Accessible AST-Based Programming for Visually-Impaired Programmers

Emmanuel Schanzer, Sina Bahram, Shriram Krishnamurthi

ACM Technical Symposium on Computer Science Education, 2019

Abstract

Most programmers rely on visual tools (block-based editors, auto-indentation, bracket matching, syntax highlighting, etc.), which are inaccessible to visually-impaired programmers. While prior language-specific, downloadable tools have demonstrated benefits for the visually-impaired, we lack language-independent, cloud-based tools, both of which are critically needed.

We present a new toolkit for building fully-accessible, browser-based programming environments for multiple languages. Given a parser that meets certain specifications, this toolkit will generate a block editor familiar to sighted users that also communicates the structure of a program using spoken descriptions, and allows for navigation using standard (accessible) keyboard shortcuts.

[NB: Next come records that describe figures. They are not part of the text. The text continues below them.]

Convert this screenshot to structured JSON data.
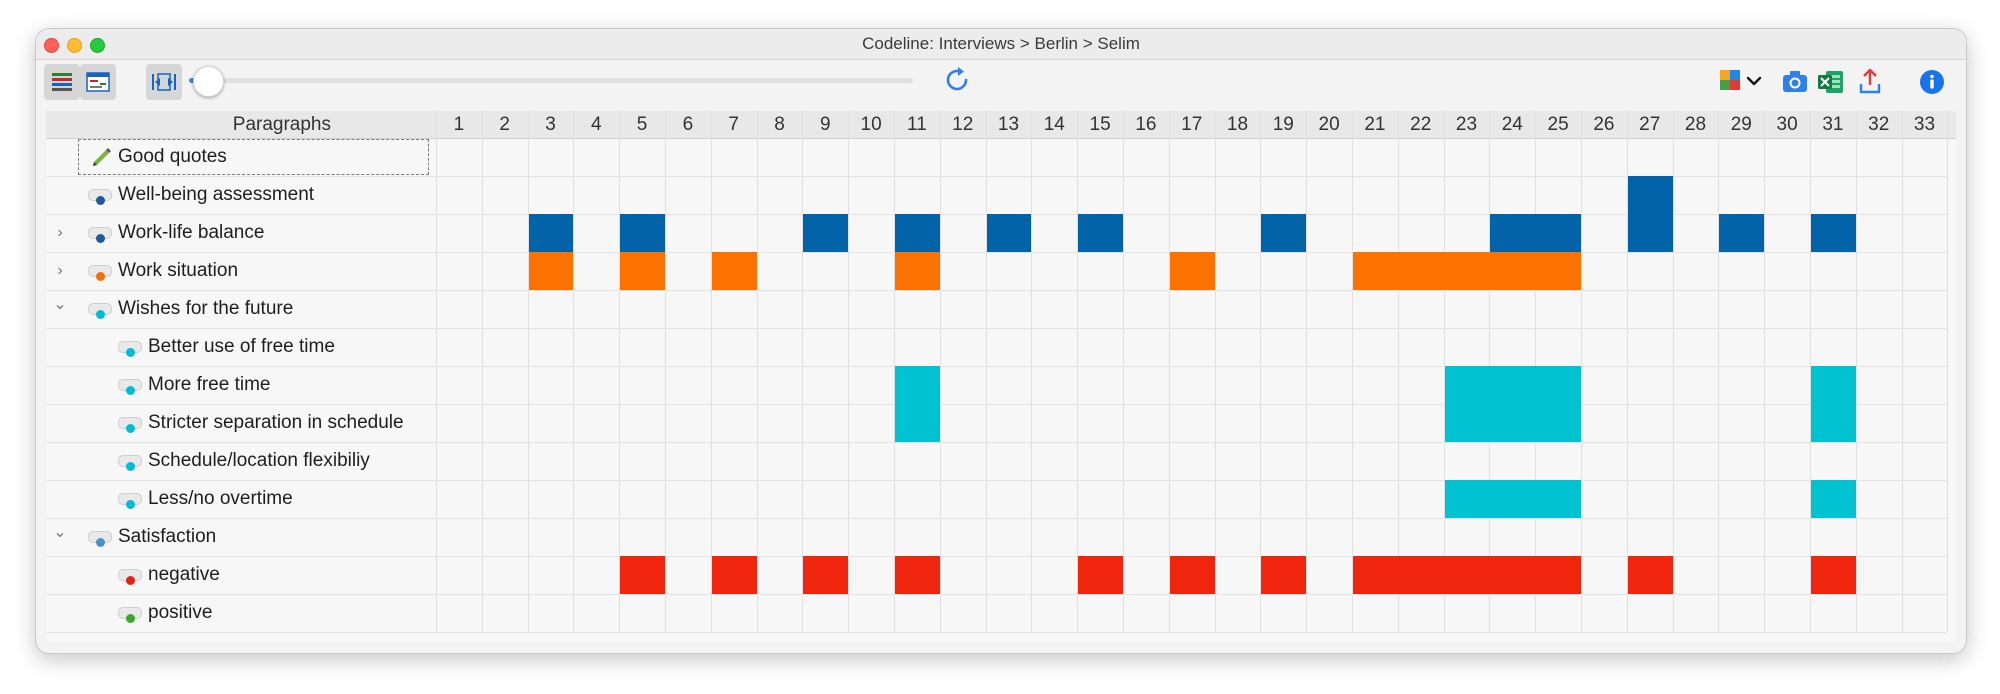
{
  "window": {
    "title": "Codeline: Interviews > Berlin > Selim"
  },
  "toolbar": {
    "buttons": [
      {
        "name": "code-view-icon",
        "pressed": true
      },
      {
        "name": "document-view-icon",
        "pressed": false
      },
      {
        "name": "fit-width-icon",
        "pressed": true
      }
    ],
    "zoom_slider_value": 0.02,
    "right_icons": [
      "refresh-icon",
      "code-color-menu-icon",
      "snapshot-icon",
      "excel-export-icon",
      "export-icon",
      "info-icon"
    ]
  },
  "grid": {
    "paragraphs_label": "Paragraphs",
    "columns": [
      "1",
      "2",
      "3",
      "4",
      "5",
      "6",
      "7",
      "8",
      "9",
      "10",
      "11",
      "12",
      "13",
      "14",
      "15",
      "16",
      "17",
      "18",
      "19",
      "20",
      "21",
      "22",
      "23",
      "24",
      "25",
      "26",
      "27",
      "28",
      "29",
      "30",
      "31",
      "32",
      "33"
    ],
    "rows": [
      {
        "label": "Good quotes",
        "level": 0,
        "chevron": "",
        "icon": "pencil",
        "color": ""
      },
      {
        "label": "Well-being assessment",
        "level": 0,
        "chevron": "",
        "icon": "toggle",
        "color": "#1f5b99"
      },
      {
        "label": "Work-life balance",
        "level": 0,
        "chevron": "›",
        "icon": "toggle",
        "color": "#1f5b99"
      },
      {
        "label": "Work situation",
        "level": 0,
        "chevron": "›",
        "icon": "toggle",
        "color": "#f57000"
      },
      {
        "label": "Wishes for the future",
        "level": 0,
        "chevron": "⌄",
        "icon": "toggle",
        "color": "#00bcd4"
      },
      {
        "label": "Better use of free time",
        "level": 1,
        "chevron": "",
        "icon": "toggle",
        "color": "#00bcd4"
      },
      {
        "label": "More free time",
        "level": 1,
        "chevron": "",
        "icon": "toggle",
        "color": "#00bcd4"
      },
      {
        "label": "Stricter separation in schedule",
        "level": 1,
        "chevron": "",
        "icon": "toggle",
        "color": "#00bcd4"
      },
      {
        "label": "Schedule/location flexibiliy",
        "level": 1,
        "chevron": "",
        "icon": "toggle",
        "color": "#00bcd4"
      },
      {
        "label": "Less/no overtime",
        "level": 1,
        "chevron": "",
        "icon": "toggle",
        "color": "#00bcd4"
      },
      {
        "label": "Satisfaction",
        "level": 0,
        "chevron": "⌄",
        "icon": "toggle",
        "color": "#4a90c8"
      },
      {
        "label": "negative",
        "level": 1,
        "chevron": "",
        "icon": "toggle",
        "color": "#e62310"
      },
      {
        "label": "positive",
        "level": 1,
        "chevron": "",
        "icon": "toggle",
        "color": "#3aa62a"
      }
    ],
    "segments": [
      {
        "row": 1,
        "row_span": 2,
        "from": 27,
        "to": 27,
        "color": "#0263a8"
      },
      {
        "row": 2,
        "from": 3,
        "to": 3,
        "color": "#0263a8"
      },
      {
        "row": 2,
        "from": 5,
        "to": 5,
        "color": "#0263a8"
      },
      {
        "row": 2,
        "from": 9,
        "to": 9,
        "color": "#0263a8"
      },
      {
        "row": 2,
        "from": 11,
        "to": 11,
        "color": "#0263a8"
      },
      {
        "row": 2,
        "from": 13,
        "to": 13,
        "color": "#0263a8"
      },
      {
        "row": 2,
        "from": 15,
        "to": 15,
        "color": "#0263a8"
      },
      {
        "row": 2,
        "from": 19,
        "to": 19,
        "color": "#0263a8"
      },
      {
        "row": 2,
        "from": 24,
        "to": 25,
        "color": "#0263a8"
      },
      {
        "row": 2,
        "from": 29,
        "to": 29,
        "color": "#0263a8"
      },
      {
        "row": 2,
        "from": 31,
        "to": 31,
        "color": "#0263a8"
      },
      {
        "row": 3,
        "from": 3,
        "to": 3,
        "color": "#fb7200"
      },
      {
        "row": 3,
        "from": 5,
        "to": 5,
        "color": "#fb7200"
      },
      {
        "row": 3,
        "from": 7,
        "to": 7,
        "color": "#fb7200"
      },
      {
        "row": 3,
        "from": 11,
        "to": 11,
        "color": "#fb7200"
      },
      {
        "row": 3,
        "from": 17,
        "to": 17,
        "color": "#fb7200"
      },
      {
        "row": 3,
        "from": 21,
        "to": 25,
        "color": "#fb7200"
      },
      {
        "row": 6,
        "row_span": 2,
        "from": 11,
        "to": 11,
        "color": "#00c2d1"
      },
      {
        "row": 6,
        "row_span": 2,
        "from": 23,
        "to": 25,
        "color": "#00c2d1"
      },
      {
        "row": 6,
        "row_span": 2,
        "from": 31,
        "to": 31,
        "color": "#00c2d1"
      },
      {
        "row": 9,
        "from": 23,
        "to": 25,
        "color": "#00c2d1"
      },
      {
        "row": 9,
        "from": 31,
        "to": 31,
        "color": "#00c2d1"
      },
      {
        "row": 11,
        "from": 5,
        "to": 5,
        "color": "#f0250e"
      },
      {
        "row": 11,
        "from": 7,
        "to": 7,
        "color": "#f0250e"
      },
      {
        "row": 11,
        "from": 9,
        "to": 9,
        "color": "#f0250e"
      },
      {
        "row": 11,
        "from": 11,
        "to": 11,
        "color": "#f0250e"
      },
      {
        "row": 11,
        "from": 15,
        "to": 15,
        "color": "#f0250e"
      },
      {
        "row": 11,
        "from": 17,
        "to": 17,
        "color": "#f0250e"
      },
      {
        "row": 11,
        "from": 19,
        "to": 19,
        "color": "#f0250e"
      },
      {
        "row": 11,
        "from": 21,
        "to": 25,
        "color": "#f0250e"
      },
      {
        "row": 11,
        "from": 27,
        "to": 27,
        "color": "#f0250e"
      },
      {
        "row": 11,
        "from": 31,
        "to": 31,
        "color": "#f0250e"
      }
    ]
  }
}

This paper presents the toolkit and a first evaluation of it. While the toolkit allows for full editing of code, we chose to focus strictly on navigation for this evaluation, using the navigation-only study design of Baker, Milne and Ladner. Visually-impaired programmers completed several tasks with and without our tool, and we compared their results and experience. Users had improved accuracy when completing tasks, were significantly better able to orient when reading code, and felt better about completing the tasks when using the tool. Moreover, these improvements came with no significant change in task completion time over plain text, even for experienced programmers who navigate text using screen readers set to high words-per-minutes.